6.2 Derived node relations

In queries, one wants to refer to indeterminate portions of a graph. Therefore, generalized notions of dominance and precedence ('wildcards') are necessary. Furthermore, certain convenient abbreviations should be introduced like a sibling operator.

Dominance

Dominance in general means that there is a path from one node to another one via a connected series of direct dominance relations. The distance of a dominance relation is the length of the path between the two nodes, i.e. the number of direct dominance relations to be traversed. The minimum distance is 1, i.e. in TIGERSearch, a node does not dominate itself.

We introduce the following generalizations of the labelled direct dominance relation >L:

> unlabelled direct dominance
>* dominance (minimum distance 1)
>n dominance with distance n (n>0)
>m,n dominance with distance between m and n (0<m<n)
>@l leftmost terminal successor ('left corner')
>@r rightmost terminal successor ('right corner')
!>L negated labelled direct dominance
!> negated unlabelled direct dominance
!>* negated dominance
!>n negated dominance, distance n
!>m,n negated dominance, distance m...n (0<m<n)
!>@l negated left corner
!>@r negated right corner

For unlabelled edges, the label is considered to be unspecified, i.e. an unlabelled edge can match any edge.

The left corner resp. the right corner relation is reflexive, i.e. the leftmost resp. rightmost successor of a leaf node is the leaf node itself.

For the example tree in subsection 6.1, the following relations hold:

#n1 >* #n4
#n1 >2 #n4
#n1 >@l #n4
#n4 >@l #n4

Concerning the negated node relations, remember that variables are bound existentially at the outermost formula level. For example, the following query has to be read as 'find a syntax graph with an NP node and an NE node which are not connected by an NK-edge.'

[cat="NP"] !>NK [pos="NE"]

Precedence

So far, we have only talked about the precedence of leaf nodes. Whereas, for syntax trees, the precedence relation among its inner nodes is obvious, the situation is not clear at all for syntax graphs, which admit crossing edges. For example, the following two figures are different visualizations of the same syntax graph wrt. the arrangement of the nodes #n2 and #n3.

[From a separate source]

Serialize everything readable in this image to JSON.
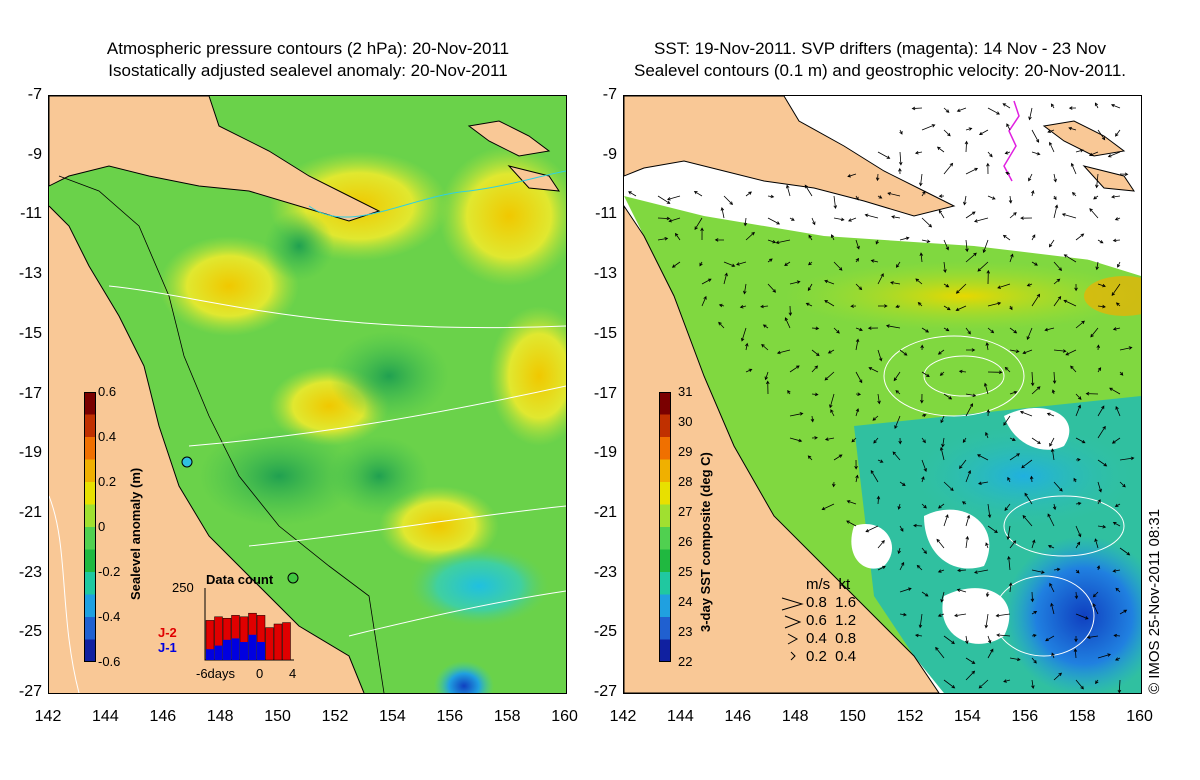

Figure: Precedence of inner nodes, first layout

Figure: Precedence of inner nodes, second layout

There are several alternatives to define the precedence of inner nodes. One could adopt the strict precedence definition of proper trees: A node #n1 precedes a node #n2 if all nodes dominated by #n1 precede all nodes dominated by #n2 (cf. [SteinerKallmeyer2002]), i.e. if the right corner of #n1 precedes the left corner of #n2. Based on this strict definition, there would be no precedence relation at all between the nodes #n2 and #n3 in the first syntax graph shown above.

We decided for a somewhat weaker definition, which admits precedence statements even for overlapping graphs: A node #n1 is said to precede another node #n2 if the left corner of #n1 precedes the left corner of #n2 (left corner precedence).

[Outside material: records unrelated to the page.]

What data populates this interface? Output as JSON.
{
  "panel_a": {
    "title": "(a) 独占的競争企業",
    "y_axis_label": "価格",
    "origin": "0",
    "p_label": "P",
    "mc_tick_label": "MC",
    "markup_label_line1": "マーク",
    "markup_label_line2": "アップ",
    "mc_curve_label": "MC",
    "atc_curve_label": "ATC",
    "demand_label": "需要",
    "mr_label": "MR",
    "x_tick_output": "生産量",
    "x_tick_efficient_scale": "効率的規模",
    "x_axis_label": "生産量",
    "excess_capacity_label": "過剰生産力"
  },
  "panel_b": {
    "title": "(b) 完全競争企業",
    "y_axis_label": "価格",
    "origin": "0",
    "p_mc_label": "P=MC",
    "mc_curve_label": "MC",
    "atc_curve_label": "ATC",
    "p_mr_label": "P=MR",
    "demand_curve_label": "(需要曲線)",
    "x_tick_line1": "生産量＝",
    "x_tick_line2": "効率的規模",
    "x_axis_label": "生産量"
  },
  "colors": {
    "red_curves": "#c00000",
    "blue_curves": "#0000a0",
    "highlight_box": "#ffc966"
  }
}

According to the left corner based definition, node #n2 precedes node #n3 in the first syntax graph shown above. The user may define his own version of precedence as a template (cf. section 9), e.g. with the help of the right corner operator >@r.

The distance n between two non-identical leaf nodes is the number of leaf nodes between these two nodes increased by 1. For example, the distance between two direct neighbour leaves is 1. The distance between two inner nodes #x and #y is the distance between their respective left corners. Two nodes which share the same left corner, do not precede each other. In particular, a node does not precede itself. For the precedence relation, there are the derived operators listed below:

.* precedence (minimum distance 1)
.n precedence with distance n (n>0)
.m,n precedence with distance between m and n (0>m>n)
!.* negated precedence
!.n negated precedence, distance n
!.m,n negated precedence, distance m...n

Sibling relation

Two nodes #n1 and #n2 are siblings if they are directly dominated by the same node #n0, i.e. if they have the same mother node #n0. We use the following writing conventions:

$ siblings
$.* siblings with precedence
!$ negated siblings

We did not include the negated $.* relation since it seems rather counter-intuitive.